In this weekly feature, Apt613 asks blog contributors and local figures about their takeout habits and highlights—to help you find new tasty treats to discover or revisit when you’re just OVER IT with making dinner. We want to hear about takeout you loved! Leave comments below and if you’d like to contribute to a future edition of Takeout Talk, email <email@example.com>.
Highlights this week
Name: Colin Noden
Lives in: Orléans
Day job: Arts & culture writer and wannabe traveler
Sushi 29 has only been open a few months in Blackburn Hamlet. Chef Teng Lin trained under a well-known master sushi chef in Toronto and picked up a passion for creativity along with the cooking skills demanded of him. “I want to be creative and put my style on the food,” he says. I decided to go mid-market with a selection that would help me assess their technique, generosity, and quality: Age-dashi tofu with bonito flakes to test the fryer; rainbow roll, which takes skill to get the seven different fish to hold together; soft clam sushi for quality, as it’s not a popular item; and tobiko sushi, because it’s a party in the mouth. The bill was $22, which is equivalent to two standard sushi trays at your local supermarket. Bottom line? We’ve found a new favourite sushi takeout. They offer a huge menu, and I have a hunch we’re going to see some interesting creations once Chef Lin feels confident in his direction. So why not order something different to encourage him? The double salmon pizza looks interesting.
Name: Erika Ibrahim
Lives in: Carlington
Day job: Editor and survey assistant
On a late night earlier this week, while my partner and I were settling in to watch the latest cinematic instalment in the MCU, I realized that my sugar cravings were kicking in. The siren song of a dessert, with buttered crust and creamy base, was too sweet to resist. It was in this moment that I made a snap decision to order from Slushies* and Desserts, which has been operating in Ottawa since January.
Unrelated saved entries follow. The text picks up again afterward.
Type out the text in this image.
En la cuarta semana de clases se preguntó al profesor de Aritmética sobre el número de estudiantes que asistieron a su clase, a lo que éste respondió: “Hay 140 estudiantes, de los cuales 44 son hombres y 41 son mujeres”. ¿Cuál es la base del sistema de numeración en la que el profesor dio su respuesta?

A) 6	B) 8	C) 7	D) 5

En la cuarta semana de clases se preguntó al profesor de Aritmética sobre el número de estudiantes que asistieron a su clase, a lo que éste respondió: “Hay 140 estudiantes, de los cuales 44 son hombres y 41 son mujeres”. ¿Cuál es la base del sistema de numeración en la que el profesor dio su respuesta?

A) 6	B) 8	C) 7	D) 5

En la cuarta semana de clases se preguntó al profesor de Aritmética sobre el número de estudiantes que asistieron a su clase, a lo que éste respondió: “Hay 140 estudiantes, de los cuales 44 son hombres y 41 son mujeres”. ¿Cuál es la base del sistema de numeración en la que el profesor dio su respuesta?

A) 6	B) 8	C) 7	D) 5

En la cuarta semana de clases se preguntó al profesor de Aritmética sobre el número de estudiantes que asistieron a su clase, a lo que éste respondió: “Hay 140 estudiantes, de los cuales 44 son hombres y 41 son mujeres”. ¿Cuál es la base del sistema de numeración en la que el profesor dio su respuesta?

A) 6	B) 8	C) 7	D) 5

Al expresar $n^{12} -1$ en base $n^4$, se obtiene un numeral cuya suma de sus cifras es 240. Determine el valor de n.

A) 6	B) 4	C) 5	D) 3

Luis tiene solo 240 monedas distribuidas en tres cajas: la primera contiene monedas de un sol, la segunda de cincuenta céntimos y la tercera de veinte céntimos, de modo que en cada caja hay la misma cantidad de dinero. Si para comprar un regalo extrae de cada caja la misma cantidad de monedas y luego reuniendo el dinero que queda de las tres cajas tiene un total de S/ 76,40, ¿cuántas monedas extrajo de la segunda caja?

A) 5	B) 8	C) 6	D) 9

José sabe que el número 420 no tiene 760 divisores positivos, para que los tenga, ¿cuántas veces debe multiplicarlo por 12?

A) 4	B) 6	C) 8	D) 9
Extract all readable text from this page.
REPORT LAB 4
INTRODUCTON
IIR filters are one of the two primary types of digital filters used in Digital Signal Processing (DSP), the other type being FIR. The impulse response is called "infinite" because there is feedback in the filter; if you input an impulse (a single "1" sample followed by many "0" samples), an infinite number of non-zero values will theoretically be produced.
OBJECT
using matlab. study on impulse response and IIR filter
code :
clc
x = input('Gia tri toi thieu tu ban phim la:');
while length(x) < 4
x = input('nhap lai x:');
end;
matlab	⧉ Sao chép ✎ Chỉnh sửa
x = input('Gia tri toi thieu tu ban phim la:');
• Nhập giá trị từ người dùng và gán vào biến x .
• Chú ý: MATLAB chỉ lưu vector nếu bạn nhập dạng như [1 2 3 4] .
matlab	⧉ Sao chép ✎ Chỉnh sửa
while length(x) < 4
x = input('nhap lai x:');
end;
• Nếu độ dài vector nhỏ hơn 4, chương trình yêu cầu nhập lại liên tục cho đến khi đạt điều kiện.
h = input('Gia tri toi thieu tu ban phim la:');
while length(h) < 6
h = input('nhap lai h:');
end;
The shop’s name is cheeky and somewhat misleading: By their own admission, the business is “permanently out of slushies.” I ordered the caramel carrot cheesecake, which promised glorious moist chunks of carrot cake hidden in the cheesecake. If you’ve ever wished that a carrot cake with cream cheese frosting had a higher ratio of frosting to cake, this treat might very well be the answer. When this slice made it to my doorstep and I took my first bite, it hit all the notes a cheesecake should: the subtle tang from the creamy cheese, the soft texture of the carrot cake, and the satisfying crunch of the honeyed graham crust. I watched the rest of the movie with a full stomach and a slaked sweet tooth.